Put the license file somewhere safe, where you can find it again, and note the path (directory location) where you put it. Then do the following, replacing PATHTOFILE with where you put it:
#Add the OE_LICENSE to your ~/.bash_profile
# (Here, replace <PATHTOFILE> with the path of the place you have put this file)
echo export OE_LICENSE="<PATHTOFILE>/oe_license.txt" >> ~/.bash_profile
Verify the installation with:
oecheminfo.py
The output should look something like:
oechem
info.py
Installed OEChem version: 3.1.1.1 platform: osx-clang++-x64 built: 20210708 release name: 2021.1.1
Examples: /Users/dmobley/opt/anaconda3/envs/drugcomp/lib/python3.8/site-packages/openeye/examples
Doc Examples: /Users/dmobley/opt/anaconda3/envs/drugcomp/lib/python3.8/site-packages/openeye/docexamples
code| ext | description |read? |write?
----+---------------+------------------------------------------+------+------
1 | smi | Canonical stereo SMILES | yes | yes
2 | mdl,mol,rxn | MDL Mol | yes | yes
3 | pdb,ent | PDB | yes | yes
4 | mol2,syb | Tripos MOL2 | yes | yes
5 | usm | Non-Canonical non-stereo SMILES | yes | yes
6 | ism,isosmi | Canonical stereo SMILES | yes | yes
7 | mol2h | MOL2 with H | yes | yes
8 | sdf,sd | MDL SDF | yes | yes
9 | can | Canonical non-stereo SMILES | yes | yes
10 | mf | Molecular Formula | no | yes
11 | xyz | XYZ | yes | yes
12 | fasta,seq | FASTA | yes | yes
13 | mopac,pac | MOPAC | no | yes
14 | oeb | OEBinary v2 | yes | yes
15 | dat,mmd,mmod | Macromodel | yes | yes
16 | sln | Tripos SLN | no | yes
17 | rdf,rd | MDL RDF | yes | no
18 | cdx | ChemDraw CDX | yes | yes
19 | skc | MDL ISIS Sketch File | yes | no
20 | inchi | IUPAC InChI | yes | yes
21 | inchikey | IUPAC InChI Key | no | yes
22 | csv | Comma Separated Values | yes | yes
23 | json | JavaScript Object Notation | yes | yes
24 | cif | Crystallographic Information File (CIF) | yes | no
25 | oez | Zstd Compressed OEBinary | yes | yes
26 | cif | Macromolecular CIF | yes | no
----+---------------+------------------------------------------+------+------
You should doublecheck that the OpenEye installation is working corectly by opening python (on the command prompt) or a Jupyter notebook and typing:
from openeye.oechem import *
mol = OEMol()
and you should get no errors.
If you have errors with your OpenEye installation and have verified that you have an OpenEye license file, it is in the correct place, and properly listed in your ~/.bash_profile
file, you may need to edit your ~/.bashrc
file to point to your ~/.bash_profile
file. Particularly, I have noticed that on some dual boot installations of Ubuntu in some cases this step may be necessary. You would just add a line to the end of your ~/.bashrc
file that says source ~/.bash_profile
After the above, please also use jupyter-nbextension enable nglview --py --sys-prefix
on the command-line to enable the nglview
extension for interactive visualization in Jupyter notebooks.

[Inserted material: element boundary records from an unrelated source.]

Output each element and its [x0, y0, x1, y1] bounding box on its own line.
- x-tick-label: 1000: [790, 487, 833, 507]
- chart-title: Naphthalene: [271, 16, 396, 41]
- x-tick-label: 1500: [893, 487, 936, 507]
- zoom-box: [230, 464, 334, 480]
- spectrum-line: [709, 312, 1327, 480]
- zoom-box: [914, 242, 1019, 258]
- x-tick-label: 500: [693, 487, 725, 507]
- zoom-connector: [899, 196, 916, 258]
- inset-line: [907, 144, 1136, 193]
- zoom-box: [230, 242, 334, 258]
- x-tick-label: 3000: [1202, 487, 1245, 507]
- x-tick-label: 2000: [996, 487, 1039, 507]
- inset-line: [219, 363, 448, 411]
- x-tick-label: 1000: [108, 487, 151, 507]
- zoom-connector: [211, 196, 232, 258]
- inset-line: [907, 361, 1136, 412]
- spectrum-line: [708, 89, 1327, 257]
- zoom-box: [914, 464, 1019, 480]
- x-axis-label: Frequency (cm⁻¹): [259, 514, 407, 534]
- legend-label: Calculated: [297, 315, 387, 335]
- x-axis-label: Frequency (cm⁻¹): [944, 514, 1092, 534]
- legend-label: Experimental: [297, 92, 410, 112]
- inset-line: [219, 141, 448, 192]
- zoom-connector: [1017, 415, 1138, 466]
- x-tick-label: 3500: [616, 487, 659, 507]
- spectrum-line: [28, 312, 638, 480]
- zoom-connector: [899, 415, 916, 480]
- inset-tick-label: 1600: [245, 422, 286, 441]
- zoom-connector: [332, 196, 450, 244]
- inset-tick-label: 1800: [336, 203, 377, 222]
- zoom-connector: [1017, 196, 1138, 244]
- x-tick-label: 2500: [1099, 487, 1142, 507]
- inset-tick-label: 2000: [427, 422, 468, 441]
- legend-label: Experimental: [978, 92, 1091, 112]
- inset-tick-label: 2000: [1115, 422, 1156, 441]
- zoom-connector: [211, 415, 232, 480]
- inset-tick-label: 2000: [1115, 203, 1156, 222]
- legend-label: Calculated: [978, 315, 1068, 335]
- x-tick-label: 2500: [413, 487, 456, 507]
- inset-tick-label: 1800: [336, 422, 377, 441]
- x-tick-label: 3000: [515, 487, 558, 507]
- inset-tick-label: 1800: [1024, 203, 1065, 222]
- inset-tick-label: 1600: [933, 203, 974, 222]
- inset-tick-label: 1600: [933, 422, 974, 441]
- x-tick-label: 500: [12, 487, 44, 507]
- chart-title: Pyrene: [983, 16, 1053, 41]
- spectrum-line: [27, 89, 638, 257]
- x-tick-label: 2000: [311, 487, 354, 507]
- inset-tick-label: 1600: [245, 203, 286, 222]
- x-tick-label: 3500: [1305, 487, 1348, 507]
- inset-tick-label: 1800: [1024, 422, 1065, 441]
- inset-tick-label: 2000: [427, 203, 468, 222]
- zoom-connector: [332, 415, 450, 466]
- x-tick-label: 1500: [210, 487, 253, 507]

Many of the notebooks are formatted as RISE notebooks which can be presented as slides using the RISE plugin. To get this to work, I have needed to:
- Install as normal (above)
conda update notebook
(RISE needed more recent version)conda install -c conda-forge rise
python -m ipykernel install --user --name=drugcomp
(or whatever environment is being used above) to make sure this environment is activated in the notebook- Once installed, if a notebook with RISE slides is active, use option-R to enter the slideshow.
Note that Google Colab and environments without RISE will strip out the RISE formatting from notebooks and make it necessary to re-add it.